Health Service Journal, Feb. 2nd 2012, p. 10-11
Under the government's NHS reforms, insolvent providers of NHS services would be subject to a special form of administration, intended to ensure uninterrupted access to patient care. Private mental health firms lobbied against the proposed failure regime, saying that rules putting patients ahead of creditors would prevent them from borrowing from the banks. They argued that the government needed to put alternative funding in place or require banks to lend to NHS providers.
Health Committee London: TSO, 2012 (House of Commons papers, session 2010/12; HC 1499)
This report assesses how the National Health Service and social care system are coping with financial stringency and public spending cuts. The key priority was to examine the extent to which health and social care authorities have been able to do more with the same level of real resources or whether they have had to reduce the quality of services provided in order to make ends meet.
The NHS needs to deliver efficiency gains of 4% per annum over four consecutive years if it is to continue to provide a good quality, comprehensive service and meet the increases in demand coming from demographic and other pressures. This challenge, the so-called Nicholson challenge, can only be achieved by making fundamental changes to the way care is delivered. The Nicholson Challenge can only be achieved through a wide process of service redesign on both a small and large scale. These changes should not be deferred until later in the Spending Review period: they must happen early in the process if they are to release the recurring savings that will be vital in meeting the challenge. In the meantime, there is concern that savings are being made through 'salami-slicing' existing processes instead of rethinking and redesigning the way services are delivered. The government's radical reorganisation of the NHS continues to complicate the push for efficiency gains. Although it may have facilitated savings in some cases, it more often creates disruption and distraction that hinders the ability of organisations to consider truly effective ways of reforming service delivery and releasing savings.

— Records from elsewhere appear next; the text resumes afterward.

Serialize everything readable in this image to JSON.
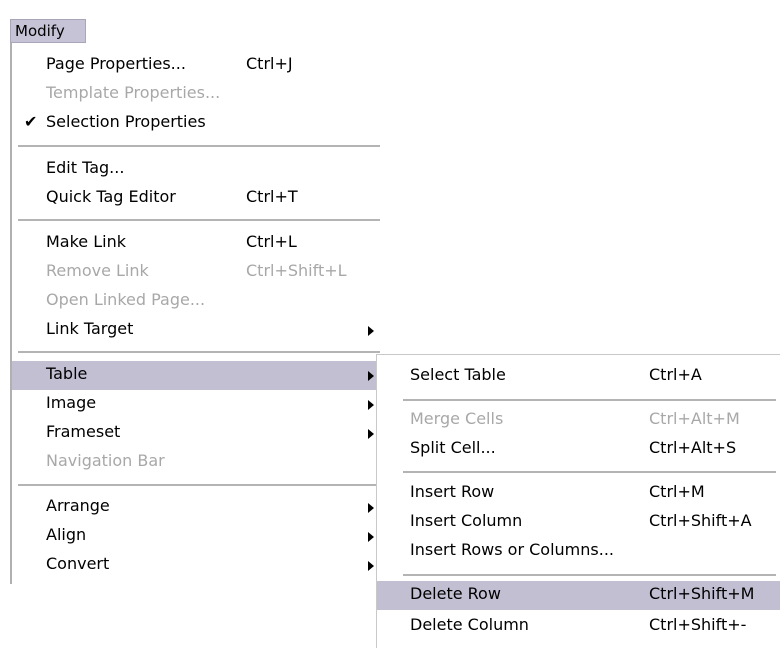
{
  "menubar": {
    "modify": "Modify"
  },
  "main_menu": {
    "page_properties": {
      "label": "Page Properties...",
      "shortcut": "Ctrl+J"
    },
    "template_properties": {
      "label": "Template Properties..."
    },
    "selection_properties": {
      "label": "Selection Properties",
      "checked": true
    },
    "edit_tag": {
      "label": "Edit Tag..."
    },
    "quick_tag_editor": {
      "label": "Quick Tag Editor",
      "shortcut": "Ctrl+T"
    },
    "make_link": {
      "label": "Make Link",
      "shortcut": "Ctrl+L"
    },
    "remove_link": {
      "label": "Remove Link",
      "shortcut": "Ctrl+Shift+L"
    },
    "open_linked_page": {
      "label": "Open Linked Page..."
    },
    "link_target": {
      "label": "Link Target"
    },
    "table": {
      "label": "Table"
    },
    "image": {
      "label": "Image"
    },
    "frameset": {
      "label": "Frameset"
    },
    "navigation_bar": {
      "label": "Navigation Bar"
    },
    "arrange": {
      "label": "Arrange"
    },
    "align": {
      "label": "Align"
    },
    "convert": {
      "label": "Convert"
    }
  },
  "table_submenu": {
    "select_table": {
      "label": "Select Table",
      "shortcut": "Ctrl+A"
    },
    "merge_cells": {
      "label": "Merge Cells",
      "shortcut": "Ctrl+Alt+M"
    },
    "split_cell": {
      "label": "Split Cell...",
      "shortcut": "Ctrl+Alt+S"
    },
    "insert_row": {
      "label": "Insert Row",
      "shortcut": "Ctrl+M"
    },
    "insert_column": {
      "label": "Insert Column",
      "shortcut": "Ctrl+Shift+A"
    },
    "insert_rows_or_columns": {
      "label": "Insert Rows or Columns..."
    },
    "delete_row": {
      "label": "Delete Row",
      "shortcut": "Ctrl+Shift+M"
    },
    "delete_column": {
      "label": "Delete Column",
      "shortcut": "Ctrl+Shift+-"
    }
  },
  "icons": {
    "check": "checkmark-icon",
    "submenu": "submenu-arrow-icon"
  }
}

The overall picture of social care is of a service that is continuing to function by restricting eligibility, by making greater savings on other local authority functions and by forcing down the price it pays to contractors for services. In each case, the scope for further efficiencies is severely limited.
Health Service Journal, Feb. 16th 2012, p. 4-5
Government spending restrictions in 2011/12 delayed key reform programmes and were expected to lead to an underspend of £40m across the Department of Health's 15 arm's length bodies. Under government restrictions, organisations had to receive Department of Health approval for spending on recruitment of non-frontline staff, marketing or consultancy. As a result, the National Institute for Health and Clinical Excellence slowed the output of its quality standards programme, the central plank of the proposed commissioning outcomes framework which would be used to measure commissioners' performance. Moreover, the NHS Information Centre had to revise delivery timetables for a number of projects, including plans to make hospital data more secure.